Epigenome-wide association study of adiposity and future risk of obesity-related diseases
BackgroundObesity is an established risk factor for several common chronic diseases such as breast and colorectal cancer, metabolic and cardiovascular diseases; however, the biological basis for these relationships is not fully understood. To explore the association of obesity with these conditions, we investigated peripheral blood leucocyte (PBL) DNA methylation markers for adiposity and their contribution to risk of incident breast and colorectal cancer and myocardial infarction.MethodsDNA methylation profiles (Illumina Infinium® HumanMethylation450 BeadChip) from 1941 individuals from four population-based European cohorts were analysed in relation to body mass index, waist circumference, waist-hip and waist-height ratio within a meta-analytical framework. In a subset of these individuals, data on genome-wide gene expression level, biomarkers of glucose and lipid metabolism were also available. Validation of methylation markers associated with all adiposity measures was performed in 358 individuals. Finally, we investigated the association of obesity-related methylation marks with breast, colorectal cancer and myocardial infarction within relevant subsets of the discovery population.ResultsWe identified 40 CpG loci with methylation levels associated with at least one adiposity measure. Of these, one CpG locus (cg06500161) in ABCG1 was associated with all four adiposity measures (P = 9.07×10−8 to 3.27×10−18) and lower transcriptional activity of the full-length isoform of ABCG1 (P = 6.00×10−7), higher triglyceride levels (P = 5.37×10−9) and higher triglycerides-to-HDL cholesterol ratio (P = 1.03×10−10).
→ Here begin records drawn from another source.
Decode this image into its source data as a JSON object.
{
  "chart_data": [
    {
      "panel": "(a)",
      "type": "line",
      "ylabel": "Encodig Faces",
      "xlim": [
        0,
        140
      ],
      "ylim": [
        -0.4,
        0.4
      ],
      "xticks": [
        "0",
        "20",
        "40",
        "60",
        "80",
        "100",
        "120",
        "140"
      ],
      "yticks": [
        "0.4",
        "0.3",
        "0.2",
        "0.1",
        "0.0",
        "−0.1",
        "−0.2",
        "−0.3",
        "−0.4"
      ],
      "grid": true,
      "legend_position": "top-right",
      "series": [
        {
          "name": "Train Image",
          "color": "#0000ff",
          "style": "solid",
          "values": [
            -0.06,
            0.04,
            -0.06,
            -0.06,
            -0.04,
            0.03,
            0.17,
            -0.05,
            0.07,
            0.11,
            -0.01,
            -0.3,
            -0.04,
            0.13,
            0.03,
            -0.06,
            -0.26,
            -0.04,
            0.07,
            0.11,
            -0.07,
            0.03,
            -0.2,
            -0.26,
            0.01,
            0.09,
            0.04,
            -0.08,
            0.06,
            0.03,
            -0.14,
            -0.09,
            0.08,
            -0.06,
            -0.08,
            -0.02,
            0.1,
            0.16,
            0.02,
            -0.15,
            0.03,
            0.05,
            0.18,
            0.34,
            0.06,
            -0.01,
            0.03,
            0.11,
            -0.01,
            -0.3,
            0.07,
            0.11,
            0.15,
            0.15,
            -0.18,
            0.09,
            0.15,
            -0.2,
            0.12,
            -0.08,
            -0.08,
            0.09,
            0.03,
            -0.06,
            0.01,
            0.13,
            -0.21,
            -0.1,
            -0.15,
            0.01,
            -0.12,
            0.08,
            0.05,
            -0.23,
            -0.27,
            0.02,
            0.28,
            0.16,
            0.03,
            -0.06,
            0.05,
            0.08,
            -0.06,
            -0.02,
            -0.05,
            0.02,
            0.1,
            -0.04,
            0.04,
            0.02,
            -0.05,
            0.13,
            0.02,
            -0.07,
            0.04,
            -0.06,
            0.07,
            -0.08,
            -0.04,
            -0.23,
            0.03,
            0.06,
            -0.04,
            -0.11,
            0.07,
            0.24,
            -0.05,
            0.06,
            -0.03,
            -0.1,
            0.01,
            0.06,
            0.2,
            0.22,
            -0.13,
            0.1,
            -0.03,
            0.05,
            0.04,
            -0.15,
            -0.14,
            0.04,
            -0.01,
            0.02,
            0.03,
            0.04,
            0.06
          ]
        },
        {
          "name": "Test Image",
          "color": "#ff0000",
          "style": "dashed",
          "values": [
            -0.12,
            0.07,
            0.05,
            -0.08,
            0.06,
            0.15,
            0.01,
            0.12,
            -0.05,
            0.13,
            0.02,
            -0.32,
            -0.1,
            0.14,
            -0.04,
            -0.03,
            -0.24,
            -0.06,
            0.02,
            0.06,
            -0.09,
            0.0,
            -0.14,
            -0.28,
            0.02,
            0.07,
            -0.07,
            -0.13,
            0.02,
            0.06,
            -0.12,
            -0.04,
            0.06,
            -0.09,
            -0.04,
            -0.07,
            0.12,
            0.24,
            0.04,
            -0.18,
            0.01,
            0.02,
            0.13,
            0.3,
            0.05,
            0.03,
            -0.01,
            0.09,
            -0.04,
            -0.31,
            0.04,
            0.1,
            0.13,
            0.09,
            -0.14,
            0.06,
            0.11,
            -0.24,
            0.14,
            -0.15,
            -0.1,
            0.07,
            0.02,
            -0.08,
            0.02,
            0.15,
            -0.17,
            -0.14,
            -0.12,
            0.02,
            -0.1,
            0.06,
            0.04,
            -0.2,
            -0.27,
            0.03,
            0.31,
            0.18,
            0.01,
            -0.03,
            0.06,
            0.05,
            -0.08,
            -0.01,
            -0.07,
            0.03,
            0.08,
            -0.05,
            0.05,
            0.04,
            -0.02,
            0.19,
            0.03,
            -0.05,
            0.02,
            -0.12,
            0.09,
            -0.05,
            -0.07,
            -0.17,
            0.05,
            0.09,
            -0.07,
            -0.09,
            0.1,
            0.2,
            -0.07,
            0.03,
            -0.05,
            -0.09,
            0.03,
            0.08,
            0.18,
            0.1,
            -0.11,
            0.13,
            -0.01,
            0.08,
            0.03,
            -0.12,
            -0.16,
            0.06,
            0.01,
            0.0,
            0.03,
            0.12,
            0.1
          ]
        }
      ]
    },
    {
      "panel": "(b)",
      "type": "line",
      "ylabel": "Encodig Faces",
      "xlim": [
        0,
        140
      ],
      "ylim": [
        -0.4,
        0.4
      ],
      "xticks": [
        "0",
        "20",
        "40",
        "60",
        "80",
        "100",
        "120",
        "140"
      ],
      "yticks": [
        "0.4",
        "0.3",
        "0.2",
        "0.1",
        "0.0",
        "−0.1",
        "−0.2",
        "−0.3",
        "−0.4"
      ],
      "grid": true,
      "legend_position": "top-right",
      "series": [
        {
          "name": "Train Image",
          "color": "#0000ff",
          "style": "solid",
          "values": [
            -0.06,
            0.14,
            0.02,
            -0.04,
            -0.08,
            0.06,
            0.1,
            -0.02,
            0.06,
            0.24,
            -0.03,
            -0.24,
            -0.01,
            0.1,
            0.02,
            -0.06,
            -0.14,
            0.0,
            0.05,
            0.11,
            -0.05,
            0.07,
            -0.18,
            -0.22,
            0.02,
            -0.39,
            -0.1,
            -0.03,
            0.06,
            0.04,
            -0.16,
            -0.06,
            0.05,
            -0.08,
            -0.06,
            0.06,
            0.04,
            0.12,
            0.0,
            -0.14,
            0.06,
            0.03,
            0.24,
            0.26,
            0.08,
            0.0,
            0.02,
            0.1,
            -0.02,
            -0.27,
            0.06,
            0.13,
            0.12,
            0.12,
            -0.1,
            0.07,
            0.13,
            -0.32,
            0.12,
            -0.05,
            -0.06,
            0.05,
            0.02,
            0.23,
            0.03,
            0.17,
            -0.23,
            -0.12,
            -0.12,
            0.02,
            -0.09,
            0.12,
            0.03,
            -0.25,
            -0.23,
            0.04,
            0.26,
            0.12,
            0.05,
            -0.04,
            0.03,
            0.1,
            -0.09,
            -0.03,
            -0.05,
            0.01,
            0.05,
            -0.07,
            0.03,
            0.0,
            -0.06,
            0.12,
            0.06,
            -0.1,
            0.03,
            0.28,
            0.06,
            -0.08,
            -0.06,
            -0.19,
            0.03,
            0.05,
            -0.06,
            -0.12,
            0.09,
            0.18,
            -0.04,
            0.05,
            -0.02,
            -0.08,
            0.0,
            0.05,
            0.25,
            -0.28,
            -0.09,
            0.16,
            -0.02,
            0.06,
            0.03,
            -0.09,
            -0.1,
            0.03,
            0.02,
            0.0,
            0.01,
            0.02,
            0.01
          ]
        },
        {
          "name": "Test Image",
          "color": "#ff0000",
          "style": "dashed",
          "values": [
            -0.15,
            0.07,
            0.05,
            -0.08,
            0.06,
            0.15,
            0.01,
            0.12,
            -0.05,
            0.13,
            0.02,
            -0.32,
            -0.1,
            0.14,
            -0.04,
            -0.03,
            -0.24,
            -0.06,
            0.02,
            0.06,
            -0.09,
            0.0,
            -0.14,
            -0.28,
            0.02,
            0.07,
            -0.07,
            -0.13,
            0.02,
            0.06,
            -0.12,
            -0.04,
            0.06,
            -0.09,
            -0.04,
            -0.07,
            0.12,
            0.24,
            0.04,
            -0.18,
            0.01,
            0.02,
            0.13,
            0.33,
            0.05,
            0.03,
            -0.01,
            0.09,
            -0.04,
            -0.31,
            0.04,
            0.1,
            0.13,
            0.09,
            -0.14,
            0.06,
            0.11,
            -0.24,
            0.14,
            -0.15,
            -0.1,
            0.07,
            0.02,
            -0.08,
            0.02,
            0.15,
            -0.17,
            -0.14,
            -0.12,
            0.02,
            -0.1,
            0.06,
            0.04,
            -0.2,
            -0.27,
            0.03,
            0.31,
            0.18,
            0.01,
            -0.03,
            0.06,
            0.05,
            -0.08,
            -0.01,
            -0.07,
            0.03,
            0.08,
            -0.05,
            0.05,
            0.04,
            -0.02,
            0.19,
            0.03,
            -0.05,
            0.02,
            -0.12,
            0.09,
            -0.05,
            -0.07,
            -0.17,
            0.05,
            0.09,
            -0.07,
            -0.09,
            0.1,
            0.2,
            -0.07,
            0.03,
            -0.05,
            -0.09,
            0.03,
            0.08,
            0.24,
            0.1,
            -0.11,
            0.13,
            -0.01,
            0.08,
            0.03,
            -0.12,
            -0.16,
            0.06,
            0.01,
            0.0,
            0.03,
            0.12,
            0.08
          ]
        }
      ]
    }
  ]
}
Of the 40 informative and obesity-related CpG loci, two (in IL2RB and FGF18) were significantly associated with colorectal cancer (inversely, P < 1.6×10−3) and one intergenic locus on chromosome 1 was inversely associated with myocardial infarction (P < 1.25×10−3), independently of obesity and established risk factors.ConclusionOur results suggest that epigenetic changes, in particular altered DNA methylation patterns, may be an intermediate biomarker at the intersection of obesity and obesity-related diseases, and could offer clues as to underlying biological mechanisms.